Le rêve américain
Entrer aux Etats-Unis, c’est un peu comme mettre les pieds dans un bunker. Des formalités tatillonnes d’un pays enfermé dans un corset de règles contraignantes que ne renieraient pas les républiques des ex-pays de l’Est, des personnels peu amènes aux frontières qui vous scrutent, vous font déchausser (même les tongs sic !), sans aucun ménagements, comme un bétail parqué, rythment de leur doigt des files d’attentes qui s’éternisent au bon vouloir de leurs désirs dans un inconfort absolu.
Les uniformes, sûrs de leurs droits, règnent en maîtres absolus. ils vous posent des questions comme si vous étiez coupables d’entrer chez eux, que vous portiez toute la noirceur du monde sur les épaules.
Pas d’humour, ni d’humanité, le «patriot act» est passé par là.
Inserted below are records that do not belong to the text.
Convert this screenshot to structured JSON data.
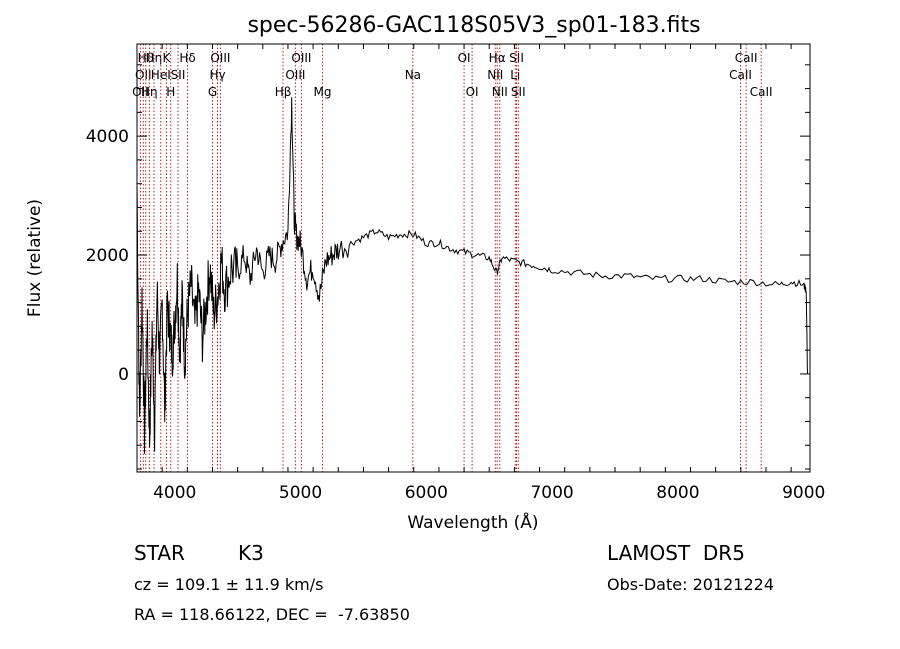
{
  "chart_data": {
    "type": "line",
    "title": "spec-56286-GAC118S05V3_sp01-183.fits",
    "xlabel": "Wavelength (Å)",
    "ylabel": "Flux (relative)",
    "xlim": [
      3700,
      9050
    ],
    "ylim": [
      -1650,
      5550
    ],
    "xticks": [
      4000,
      5000,
      6000,
      7000,
      8000,
      9000
    ],
    "yticks": [
      0,
      2000,
      4000
    ],
    "grid": false,
    "series": [
      {
        "x": [
          3700,
          3720,
          3740,
          3760,
          3780,
          3800,
          3820,
          3840,
          3860,
          3880,
          3900,
          3920,
          3940,
          3960,
          3980,
          4000,
          4020,
          4040,
          4060,
          4080,
          4100,
          4130,
          4160,
          4190,
          4220,
          4250,
          4280,
          4310,
          4340,
          4370,
          4400,
          4450,
          4500,
          4550,
          4600,
          4650,
          4700,
          4750,
          4800,
          4850,
          4900,
          4930,
          4950,
          4970,
          5000,
          5050,
          5100,
          5150,
          5200,
          5250,
          5300,
          5400,
          5500,
          5600,
          5700,
          5800,
          5900,
          6000,
          6100,
          6200,
          6300,
          6400,
          6500,
          6560,
          6600,
          6700,
          6800,
          6900,
          7000,
          7200,
          7400,
          7600,
          7800,
          8000,
          8200,
          8400,
          8600,
          8800,
          8900,
          9000,
          9020,
          9030
        ],
        "y": [
          3200,
          -800,
          1300,
          -1000,
          900,
          -1100,
          800,
          -900,
          1400,
          200,
          1200,
          -600,
          1100,
          800,
          300,
          900,
          1600,
          400,
          1300,
          200,
          1000,
          1500,
          800,
          1400,
          600,
          1200,
          1800,
          1000,
          1300,
          1900,
          1400,
          1800,
          1700,
          2000,
          1600,
          2100,
          1700,
          2000,
          1900,
          2200,
          2400,
          4600,
          2600,
          2300,
          2200,
          1600,
          1800,
          1300,
          1900,
          2000,
          2100,
          2200,
          2300,
          2400,
          2300,
          2350,
          2350,
          2200,
          2200,
          2100,
          2050,
          2000,
          1950,
          1700,
          1950,
          1900,
          1850,
          1800,
          1750,
          1700,
          1650,
          1650,
          1600,
          1600,
          1600,
          1550,
          1550,
          1500,
          1550,
          1500,
          1400,
          0
        ]
      }
    ],
    "lines": [
      {
        "w": 3727,
        "label": "OII",
        "row": 3
      },
      {
        "w": 3750,
        "label": "OII",
        "row": 2
      },
      {
        "w": 3770,
        "label": "Hθ",
        "row": 1
      },
      {
        "w": 3798,
        "label": "Hη",
        "row": 3
      },
      {
        "w": 3835,
        "label": "Hη",
        "row": 1
      },
      {
        "w": 3889,
        "label": "HeI",
        "row": 2
      },
      {
        "w": 3934,
        "label": "K",
        "row": 1
      },
      {
        "w": 3968,
        "label": "H",
        "row": 3
      },
      {
        "w": 4026,
        "label": "SII",
        "row": 2
      },
      {
        "w": 4102,
        "label": "Hδ",
        "row": 1
      },
      {
        "w": 4300,
        "label": "G",
        "row": 3
      },
      {
        "w": 4340,
        "label": "Hγ",
        "row": 2
      },
      {
        "w": 4363,
        "label": "OIII",
        "row": 1
      },
      {
        "w": 4861,
        "label": "Hβ",
        "row": 3
      },
      {
        "w": 4959,
        "label": "OIII",
        "row": 2
      },
      {
        "w": 5007,
        "label": "OIII",
        "row": 1
      },
      {
        "w": 5175,
        "label": "Mg",
        "row": 3
      },
      {
        "w": 5893,
        "label": "Na",
        "row": 2
      },
      {
        "w": 6300,
        "label": "OI",
        "row": 1
      },
      {
        "w": 6364,
        "label": "OI",
        "row": 3
      },
      {
        "w": 6548,
        "label": "NII",
        "row": 2
      },
      {
        "w": 6563,
        "label": "Hα",
        "row": 1
      },
      {
        "w": 6584,
        "label": "NII",
        "row": 3
      },
      {
        "w": 6707,
        "label": "Li",
        "row": 2
      },
      {
        "w": 6717,
        "label": "SII",
        "row": 1
      },
      {
        "w": 6731,
        "label": "SII",
        "row": 3
      },
      {
        "w": 8498,
        "label": "CaII",
        "row": 2
      },
      {
        "w": 8542,
        "label": "CaII",
        "row": 1
      },
      {
        "w": 8662,
        "label": "CaII",
        "row": 3
      }
    ],
    "colors": {
      "line_markers": "#b22222",
      "spectrum": "#000000"
    }
  },
  "info": {
    "class_label": "STAR",
    "subclass": "K3",
    "survey": "LAMOST  DR5",
    "cz_text": "cz = 109.1 ± 11.9 km/s",
    "obs_date": "Obs-Date: 20121224",
    "coords": "RA = 118.66122, DEC =  -7.63850"
  }
}
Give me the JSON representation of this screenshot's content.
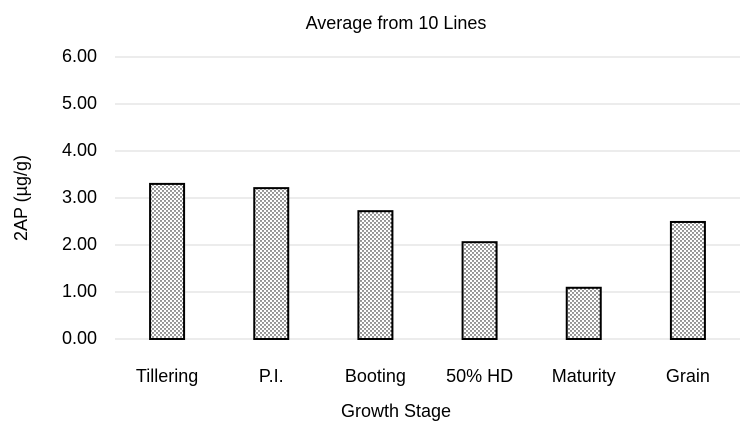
{
  "chart_data": {
    "type": "bar",
    "title": "Average from 10 Lines",
    "x_label": "Growth Stage",
    "y_label": "2AP (µg/g)",
    "categories": [
      "Tillering",
      "P.I.",
      "Booting",
      "50% HD",
      "Maturity",
      "Grain"
    ],
    "values": [
      3.3,
      3.21,
      2.72,
      2.06,
      1.09,
      2.49
    ],
    "color": "#000000",
    "ylim": [
      0,
      6
    ],
    "yticks": [
      {
        "value": 0,
        "label": "0.00"
      },
      {
        "value": 1,
        "label": "1.00"
      },
      {
        "value": 2,
        "label": "2.00"
      },
      {
        "value": 3,
        "label": "3.00"
      },
      {
        "value": 4,
        "label": "4.00"
      },
      {
        "value": 5,
        "label": "5.00"
      },
      {
        "value": 6,
        "label": "6.00"
      }
    ],
    "grid": true
  }
}
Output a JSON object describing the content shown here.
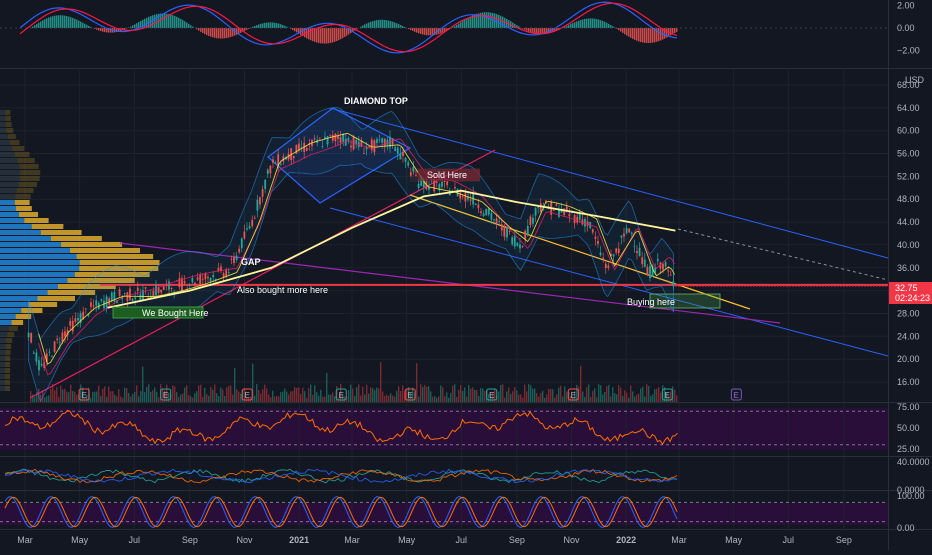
{
  "chart_data": [
    {
      "type": "line",
      "panel": "macd",
      "yticks": [
        "2.00",
        "0.00",
        "−2.00"
      ],
      "ylim": [
        -3.2,
        2.6
      ]
    },
    {
      "type": "line",
      "panel": "price",
      "currency": "USD",
      "yticks": [
        "68.00",
        "64.00",
        "60.00",
        "56.00",
        "52.00",
        "48.00",
        "44.00",
        "40.00",
        "36.00",
        "32.00",
        "28.00",
        "24.00",
        "20.00",
        "16.00"
      ],
      "ylim": [
        13.5,
        69
      ],
      "last_price": "32.75",
      "countdown": "02:24:23",
      "annotations": {
        "diamond_top": "DIAMOND TOP",
        "sold_here": "Sold Here",
        "gap": "GAP",
        "also_bought": "Also bought more here",
        "we_bought": "We Bought Here",
        "buying_here": "Buying here"
      },
      "earnings_marker": "E",
      "earnings_dates": [
        "2020-05-06",
        "2020-08-05",
        "2020-11-04",
        "2021-02-17",
        "2021-05-05",
        "2021-08-04",
        "2021-11-03",
        "2022-02-16",
        "2022-05-04"
      ],
      "price_series": [
        {
          "d": "2020-03-05",
          "v": 25
        },
        {
          "d": "2020-03-18",
          "v": 18
        },
        {
          "d": "2020-04-10",
          "v": 24
        },
        {
          "d": "2020-05-10",
          "v": 28.5
        },
        {
          "d": "2020-06-10",
          "v": 31
        },
        {
          "d": "2020-07-15",
          "v": 31.5
        },
        {
          "d": "2020-08-20",
          "v": 33
        },
        {
          "d": "2020-10-15",
          "v": 35.5
        },
        {
          "d": "2020-11-09",
          "v": 44
        },
        {
          "d": "2020-12-01",
          "v": 54
        },
        {
          "d": "2021-01-05",
          "v": 57
        },
        {
          "d": "2021-02-15",
          "v": 59
        },
        {
          "d": "2021-03-15",
          "v": 57
        },
        {
          "d": "2021-04-15",
          "v": 58
        },
        {
          "d": "2021-05-15",
          "v": 51
        },
        {
          "d": "2021-06-15",
          "v": 50
        },
        {
          "d": "2021-07-15",
          "v": 48
        },
        {
          "d": "2021-08-15",
          "v": 43
        },
        {
          "d": "2021-09-05",
          "v": 40
        },
        {
          "d": "2021-09-25",
          "v": 47
        },
        {
          "d": "2021-10-20",
          "v": 46
        },
        {
          "d": "2021-11-20",
          "v": 44
        },
        {
          "d": "2021-12-10",
          "v": 36
        },
        {
          "d": "2022-01-05",
          "v": 43
        },
        {
          "d": "2022-01-25",
          "v": 35
        },
        {
          "d": "2022-02-10",
          "v": 37
        },
        {
          "d": "2022-02-25",
          "v": 32.75
        }
      ],
      "ma200_series": [
        {
          "d": "2020-06-01",
          "v": 29
        },
        {
          "d": "2020-09-01",
          "v": 32
        },
        {
          "d": "2020-12-01",
          "v": 36
        },
        {
          "d": "2021-03-01",
          "v": 43
        },
        {
          "d": "2021-05-20",
          "v": 48.5
        },
        {
          "d": "2021-07-01",
          "v": 49.5
        },
        {
          "d": "2021-09-01",
          "v": 47.5
        },
        {
          "d": "2021-12-01",
          "v": 45
        },
        {
          "d": "2022-02-25",
          "v": 42.5
        }
      ]
    },
    {
      "type": "line",
      "panel": "rsi",
      "yticks": [
        "75.00",
        "50.00",
        "25.00"
      ],
      "ylim": [
        24,
        76
      ]
    },
    {
      "type": "line",
      "panel": "dmi",
      "yticks": [
        "40.0000",
        "0.0000"
      ],
      "ylim": [
        -10,
        42
      ]
    },
    {
      "type": "line",
      "panel": "stoch_rsi",
      "yticks": [
        "100.00",
        "0.00"
      ],
      "ylim": [
        -5,
        105
      ]
    }
  ],
  "x_axis": {
    "ticks": [
      {
        "label": "Mar",
        "d": "2020-03-01"
      },
      {
        "label": "May",
        "d": "2020-05-01"
      },
      {
        "label": "Jul",
        "d": "2020-07-01"
      },
      {
        "label": "Sep",
        "d": "2020-09-01"
      },
      {
        "label": "Nov",
        "d": "2020-11-01"
      },
      {
        "label": "2021",
        "d": "2021-01-01",
        "bold": true
      },
      {
        "label": "Mar",
        "d": "2021-03-01"
      },
      {
        "label": "May",
        "d": "2021-05-01"
      },
      {
        "label": "Jul",
        "d": "2021-07-01"
      },
      {
        "label": "Sep",
        "d": "2021-09-01"
      },
      {
        "label": "Nov",
        "d": "2021-11-01"
      },
      {
        "label": "2022",
        "d": "2022-01-01",
        "bold": true
      },
      {
        "label": "Mar",
        "d": "2022-03-01"
      },
      {
        "label": "May",
        "d": "2022-05-01"
      },
      {
        "label": "Jul",
        "d": "2022-07-01"
      },
      {
        "label": "Sep",
        "d": "2022-09-01"
      }
    ]
  },
  "colors": {
    "background": "#131722",
    "price_label_bg": "#f23645",
    "up": "#26a69a",
    "down": "#ef5350",
    "channel": "#2962ff",
    "trend": "#e91e63",
    "support": "#f23645",
    "ma200": "#fff59d",
    "rsi": "#ff6d00",
    "stoch_k": "#2962ff",
    "stoch_d": "#ff6d00",
    "indicator_bg": "#2a0e3a"
  }
}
On vous prend les empreintes digitales, on vous photographie, on vous demande le nom de vos père et mère, si vous êtes venus faire un attentat et transportez des explosifs, avez touché des animaux...
Il y a comme de l’humour à faire l’inventaire «courtelinesque» des démarches ubuesques pour satisfaire son rêve américain de manger un hamburger au pied de la Maison Blanche.
Le pays qui ouvre les frontières des autres aux forceps, au nom d’un ultra-libéralisme qui doit satisfaire son économie, et impose des traités de libre-échange où il se taille la part du lion, n’est plus capable d’accueillir les visiteurs d’un soir !
Pire ! Il les méprise et les soupçonne de toutes les vilénies possibles.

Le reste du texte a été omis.